You were not being unreasonable - but I totally get how an abusive partner can have you doubting yourself like this.

SolidGoldFrankensteinandmurgh Fri 04-Jan-13 01:46:51

Go and see a solicitor - you may well be able to get statements from the doctors and nurses at the hospital about this man's unreasonable behaviour - and see if you can get his contact with DDs restricted to supervised only, and any contact between him and you prohibited. He is not a higher authority, he is not a superhero, he's just a nasty little inadequate loser who needs putting firmly in his place. If the DDS are so afraid of him you might well be able to get contact stopped altogether as it is not in their best interests (his interests are unimportant.)

MalibuStac Fri 04-Jan-13 01:48:08

I'm so sorry to hear the stress and pressure your both being put under. He even seems to be controlling your relationship. Would it be worth documenting everything with a solicitor or yourselves in diaries, saving texts or emails?
Hope DD1 is ok and you manage to get something done about him.

ladyWordy Fri 04-Jan-13 02:11:06

midwives.... he wanted to examine his own 12 yo daughter when she had a suspected breast abscess? In fact made her remove clothing so he could?

That is beyond inappropriate, and I think wannabe may have a point.

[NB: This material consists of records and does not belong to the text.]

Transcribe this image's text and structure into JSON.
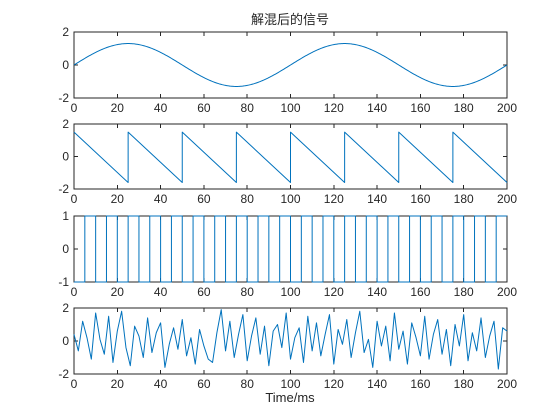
{
  "chart_data": {
    "type": "line",
    "title": "解混后的信号",
    "xlabel": "Time/ms",
    "color": "#0072BD",
    "subplots": [
      {
        "series": [
          {
            "kind": "sine",
            "x": [
              0,
              25,
              50,
              75,
              100,
              125,
              150,
              175,
              200
            ],
            "values": [
              0,
              1.3,
              0,
              -1.3,
              0,
              1.3,
              0,
              -1.3,
              0
            ]
          }
        ],
        "xlim": [
          0,
          200
        ],
        "ylim": [
          -2,
          2
        ],
        "xticks": [
          "0",
          "20",
          "40",
          "60",
          "80",
          "100",
          "120",
          "140",
          "160",
          "180",
          "200"
        ],
        "yticks": [
          "-2",
          "0",
          "2"
        ]
      },
      {
        "series": [
          {
            "kind": "sawtooth",
            "x": [
              0,
              25,
              25,
              50,
              50,
              75,
              75,
              100,
              100,
              125,
              125,
              150,
              150,
              175,
              175,
              200
            ],
            "values": [
              1.5,
              -1.6,
              1.5,
              -1.6,
              1.5,
              -1.6,
              1.5,
              -1.6,
              1.5,
              -1.6,
              1.5,
              -1.6,
              1.5,
              -1.6,
              1.5,
              -1.6
            ]
          }
        ],
        "xlim": [
          0,
          200
        ],
        "ylim": [
          -2,
          2
        ],
        "xticks": [
          "0",
          "20",
          "40",
          "60",
          "80",
          "100",
          "120",
          "140",
          "160",
          "180",
          "200"
        ],
        "yticks": [
          "-2",
          "0",
          "2"
        ]
      },
      {
        "series": [
          {
            "kind": "square",
            "x": [
              0,
              5,
              5,
              10,
              10,
              15,
              15,
              20,
              20,
              25,
              25,
              30,
              30,
              35,
              35,
              40,
              40,
              45,
              45,
              50,
              50,
              55,
              55,
              60,
              60,
              65,
              65,
              70,
              70,
              75,
              75,
              80,
              80,
              85,
              85,
              90,
              90,
              95,
              95,
              100,
              100,
              105,
              105,
              110,
              110,
              115,
              115,
              120,
              120,
              125,
              125,
              130,
              130,
              135,
              135,
              140,
              140,
              145,
              145,
              150,
              150,
              155,
              155,
              160,
              160,
              165,
              165,
              170,
              170,
              175,
              175,
              180,
              180,
              185,
              185,
              190,
              190,
              195,
              195,
              200
            ],
            "values": [
              -1,
              -1,
              1,
              1,
              -1,
              -1,
              1,
              1,
              -1,
              -1,
              1,
              1,
              -1,
              -1,
              1,
              1,
              -1,
              -1,
              1,
              1,
              -1,
              -1,
              1,
              1,
              -1,
              -1,
              1,
              1,
              -1,
              -1,
              1,
              1,
              -1,
              -1,
              1,
              1,
              -1,
              -1,
              1,
              1,
              -1,
              -1,
              1,
              1,
              -1,
              -1,
              1,
              1,
              -1,
              -1,
              1,
              1,
              -1,
              -1,
              1,
              1,
              -1,
              -1,
              1,
              1,
              -1,
              -1,
              1,
              1,
              -1,
              -1,
              1,
              1,
              -1,
              -1,
              1,
              1,
              -1,
              -1,
              1,
              1,
              -1,
              -1,
              1,
              1
            ]
          }
        ],
        "xlim": [
          0,
          200
        ],
        "ylim": [
          -1,
          1
        ],
        "xticks": [
          "0",
          "20",
          "40",
          "60",
          "80",
          "100",
          "120",
          "140",
          "160",
          "180",
          "200"
        ],
        "yticks": [
          "-1",
          "0",
          "1"
        ]
      },
      {
        "series": [
          {
            "kind": "noise",
            "x": [
              0,
              2,
              4,
              6,
              8,
              10,
              12,
              14,
              16,
              18,
              20,
              22,
              24,
              26,
              28,
              30,
              32,
              34,
              36,
              38,
              40,
              42,
              44,
              46,
              48,
              50,
              52,
              54,
              56,
              58,
              60,
              62,
              64,
              66,
              68,
              70,
              72,
              74,
              76,
              78,
              80,
              82,
              84,
              86,
              88,
              90,
              92,
              94,
              96,
              98,
              100,
              102,
              104,
              106,
              108,
              110,
              112,
              114,
              116,
              118,
              120,
              122,
              124,
              126,
              128,
              130,
              132,
              134,
              136,
              138,
              140,
              142,
              144,
              146,
              148,
              150,
              152,
              154,
              156,
              158,
              160,
              162,
              164,
              166,
              168,
              170,
              172,
              174,
              176,
              178,
              180,
              182,
              184,
              186,
              188,
              190,
              192,
              194,
              196,
              198,
              200
            ],
            "values": [
              0.4,
              -0.6,
              1.2,
              0.2,
              -1.1,
              1.7,
              0.1,
              -0.8,
              1.5,
              -1.3,
              0.6,
              1.8,
              -0.4,
              -1.5,
              0.9,
              0.3,
              -1.0,
              1.4,
              -0.7,
              0.5,
              1.1,
              -1.6,
              -0.2,
              0.8,
              -0.5,
              1.3,
              -0.9,
              0.2,
              -1.4,
              0.7,
              -0.3,
              -1.1,
              -1.3,
              0.5,
              1.9,
              -0.6,
              1.2,
              -1.0,
              0.4,
              1.6,
              -1.2,
              0.3,
              1.4,
              -0.8,
              0.9,
              -1.5,
              0.6,
              1.0,
              -0.4,
              1.7,
              -1.1,
              0.2,
              0.8,
              -1.3,
              1.5,
              -0.6,
              1.1,
              -0.9,
              0.4,
              1.6,
              -1.4,
              0.7,
              -0.2,
              1.3,
              -1.0,
              0.5,
              1.8,
              -0.7,
              0.1,
              -1.6,
              1.2,
              -0.3,
              0.9,
              -1.2,
              1.7,
              -0.5,
              0.6,
              -1.4,
              1.1,
              0.2,
              -0.9,
              1.5,
              -1.1,
              0.4,
              1.3,
              -0.8,
              0.7,
              -1.5,
              1.0,
              -0.3,
              1.6,
              -1.2,
              0.5,
              -0.6,
              1.4,
              -1.0,
              0.3,
              1.2,
              -1.7,
              0.8,
              0.6
            ]
          }
        ],
        "xlim": [
          0,
          200
        ],
        "ylim": [
          -2,
          2
        ],
        "xticks": [
          "0",
          "20",
          "40",
          "60",
          "80",
          "100",
          "120",
          "140",
          "160",
          "180",
          "200"
        ],
        "yticks": [
          "-2",
          "0",
          "2"
        ]
      }
    ]
  }
}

This man is unstable, dangerous and predatory. Goddess, you are very wise to seek legal advice.

midwivesdeliver Fri 04-Jan-13 02:11:31

Message withdrawn at poster's request.

deleted203 Fri 04-Jan-13 02:22:05

OK...I understand that the DDs want to see their father, but there is ABSOLUTELY no reason why you and Goddess need to. I would be speaking to my solicitor to say that I find Ex intimidating and bullying and that his treatment of me (Goddess) smacks of harassment. Get the solicitor to write him a letter saying that all contact between Goddess and ex should cease and that any communication should be made through solicitors. There are to be no more texts or phone calls and certainly no more turning up and shouting abuse. Arrange a neutral place for him to pick up DDs (friend or relative's house?) so that he does not come to your home. Get the solicitor to add that if he does not abide by this they will be applying for a restraining order against him. Good luck.

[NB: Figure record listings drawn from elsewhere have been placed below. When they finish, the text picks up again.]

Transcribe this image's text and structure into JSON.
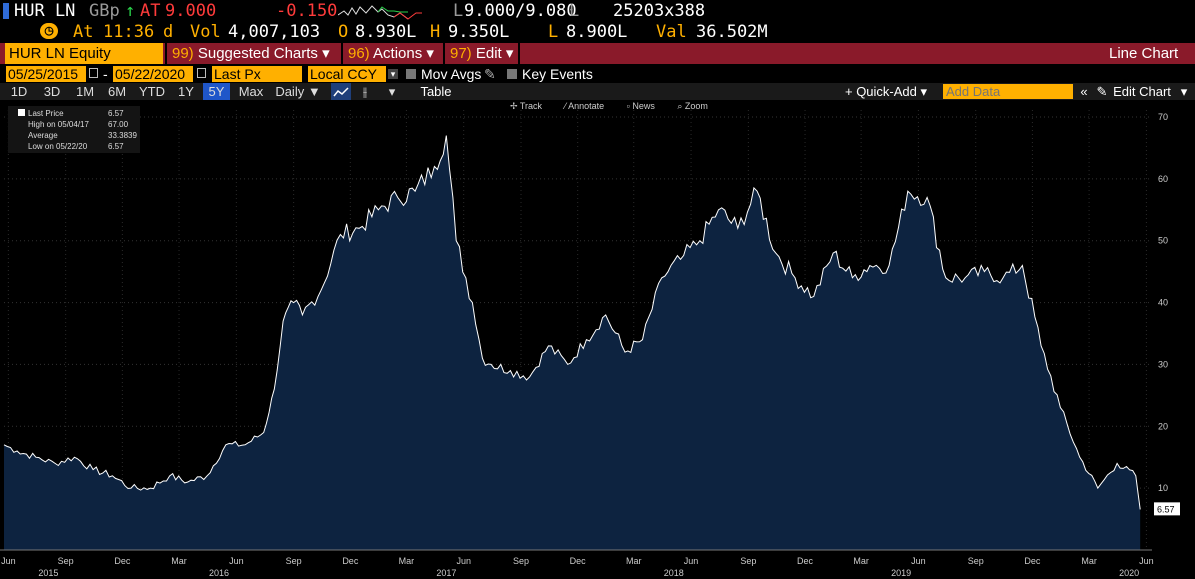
{
  "quote": {
    "ticker": "HUR LN",
    "currency": "GBp",
    "arrow": "↑",
    "at_label": "AT",
    "price": "9.000",
    "change": "-0.150",
    "low_high_prefix": "L",
    "low_high": "9.000/9.080",
    "low_high_suffix": "L",
    "size": "25203x388"
  },
  "quote2": {
    "at_time_label": "At",
    "time": "11:36",
    "d": "d",
    "vol_label": "Vol",
    "vol": "4,007,103",
    "open_label": "O",
    "open": "8.930L",
    "high_label": "H",
    "high": "9.350L",
    "low_label": "L",
    "low": "8.900L",
    "val_label": "Val",
    "val": "36.502M"
  },
  "menubar": {
    "security": "HUR LN Equity",
    "suggested_num": "99)",
    "suggested": "Suggested Charts",
    "actions_num": "96)",
    "actions": "Actions",
    "edit_num": "97)",
    "edit": "Edit",
    "chart_type": "Line Chart",
    "caret": "▾"
  },
  "daterow": {
    "start": "05/25/2015",
    "dash": "-",
    "end": "05/22/2020",
    "field": "Last Px",
    "ccy": "Local CCY",
    "mov_avgs": "Mov Avgs",
    "key_events": "Key Events"
  },
  "range": {
    "buttons": [
      "1D",
      "3D",
      "1M",
      "6M",
      "YTD",
      "1Y",
      "5Y",
      "Max"
    ],
    "active": "5Y",
    "period": "Daily ▼",
    "table": "Table",
    "quick_add": "+ Quick-Add ▾",
    "add_data_placeholder": "Add Data",
    "collapse": "«",
    "edit_chart": "Edit Chart"
  },
  "tools": {
    "track": "Track",
    "annotate": "Annotate",
    "news": "News",
    "zoom": "Zoom"
  },
  "legend": {
    "last_price_label": "Last Price",
    "last_price": "6.57",
    "high_label": "High on 05/04/17",
    "high": "67.00",
    "average_label": "Average",
    "average": "33.3839",
    "low_label": "Low on 05/22/20",
    "low": "6.57"
  },
  "colors": {
    "amber": "#ffb000",
    "menu": "#8a1a2a",
    "area": "#0d2340",
    "line": "#ffffff",
    "active": "#1f56c9"
  },
  "chart_data": {
    "type": "area",
    "ylim": [
      0,
      70
    ],
    "yticks": [
      10,
      20,
      30,
      40,
      50,
      60,
      70
    ],
    "last_value_label": "6.57",
    "xticks": [
      {
        "label": "Jun",
        "year": "2015",
        "date": "2015-06-01"
      },
      {
        "label": "Sep",
        "date": "2015-09-01"
      },
      {
        "label": "Dec",
        "date": "2015-12-01"
      },
      {
        "label": "Mar",
        "year": "2016",
        "date": "2016-03-01"
      },
      {
        "label": "Jun",
        "date": "2016-06-01"
      },
      {
        "label": "Sep",
        "date": "2016-09-01"
      },
      {
        "label": "Dec",
        "date": "2016-12-01"
      },
      {
        "label": "Mar",
        "year": "2017",
        "date": "2017-03-01"
      },
      {
        "label": "Jun",
        "date": "2017-06-01"
      },
      {
        "label": "Sep",
        "date": "2017-09-01"
      },
      {
        "label": "Dec",
        "date": "2017-12-01"
      },
      {
        "label": "Mar",
        "year": "2018",
        "date": "2018-03-01"
      },
      {
        "label": "Jun",
        "date": "2018-06-01"
      },
      {
        "label": "Sep",
        "date": "2018-09-01"
      },
      {
        "label": "Dec",
        "date": "2018-12-01"
      },
      {
        "label": "Mar",
        "year": "2019",
        "date": "2019-03-01"
      },
      {
        "label": "Jun",
        "date": "2019-06-01"
      },
      {
        "label": "Sep",
        "date": "2019-09-01"
      },
      {
        "label": "Dec",
        "date": "2019-12-01"
      },
      {
        "label": "Mar",
        "year": "2020",
        "date": "2020-03-01"
      },
      {
        "label": "Jun",
        "date": "2020-06-01"
      }
    ],
    "x": [
      "2015-05-25",
      "2015-06-15",
      "2015-07-15",
      "2015-08-15",
      "2015-09-15",
      "2015-10-15",
      "2015-11-15",
      "2015-12-15",
      "2016-01-15",
      "2016-02-15",
      "2016-03-15",
      "2016-04-15",
      "2016-05-15",
      "2016-06-15",
      "2016-07-15",
      "2016-08-01",
      "2016-08-15",
      "2016-09-01",
      "2016-09-15",
      "2016-10-15",
      "2016-11-15",
      "2016-12-15",
      "2017-01-15",
      "2017-02-15",
      "2017-03-15",
      "2017-04-15",
      "2017-05-04",
      "2017-05-20",
      "2017-06-15",
      "2017-07-01",
      "2017-07-15",
      "2017-08-15",
      "2017-09-15",
      "2017-10-15",
      "2017-11-15",
      "2017-12-15",
      "2018-01-15",
      "2018-02-15",
      "2018-03-15",
      "2018-04-15",
      "2018-05-15",
      "2018-06-15",
      "2018-07-15",
      "2018-08-15",
      "2018-09-15",
      "2018-10-15",
      "2018-11-15",
      "2018-12-15",
      "2019-01-15",
      "2019-02-15",
      "2019-03-15",
      "2019-04-15",
      "2019-05-15",
      "2019-06-15",
      "2019-07-15",
      "2019-08-15",
      "2019-09-15",
      "2019-10-15",
      "2019-11-15",
      "2019-12-15",
      "2020-01-15",
      "2020-02-15",
      "2020-03-15",
      "2020-04-15",
      "2020-05-15",
      "2020-05-22"
    ],
    "values": [
      17,
      16,
      15,
      14,
      15,
      13,
      12,
      10,
      10,
      12,
      11,
      12,
      17,
      17,
      19,
      26,
      37,
      40,
      38,
      42,
      51,
      52,
      55,
      57,
      58,
      62,
      67,
      50,
      40,
      31,
      30,
      29,
      28,
      33,
      30,
      34,
      38,
      32,
      34,
      44,
      47,
      50,
      55,
      52,
      58,
      48,
      44,
      41,
      48,
      44,
      46,
      46,
      58,
      57,
      44,
      44,
      45,
      44,
      46,
      33,
      23,
      15,
      10,
      14,
      12,
      6.57
    ]
  }
}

ChippingInLovesChristmasLights Fri 04-Jan-13 02:22:38

Goddess - I can't think why he's your ex?


If I were you I would get counselling for both of your girls. He is warped and they need someone independant to explain 'controlling' 'gaslighting' & 'inappropriate'.

I'm glad you two have each other, whatever you do, don't let this bastard come between you, will you <not that it sounds like you would!>

MalibuStac Fri 04-Jan-13 02:31:30

Agree with sowornout's post you two don't have to deal with him. Totally understand the girls are at an age they want to see him but why should you both have this behaviour inflicted on you.

Is there somewhere neutral for pick ups/drop offs. For example collect after school drop off next morning?

The solicitor may be able to draw something up stating when he will be contacted in view of a childs illness like if they were being hospitalised any other time he would be kept in the loop but not demanding to self diagnose them.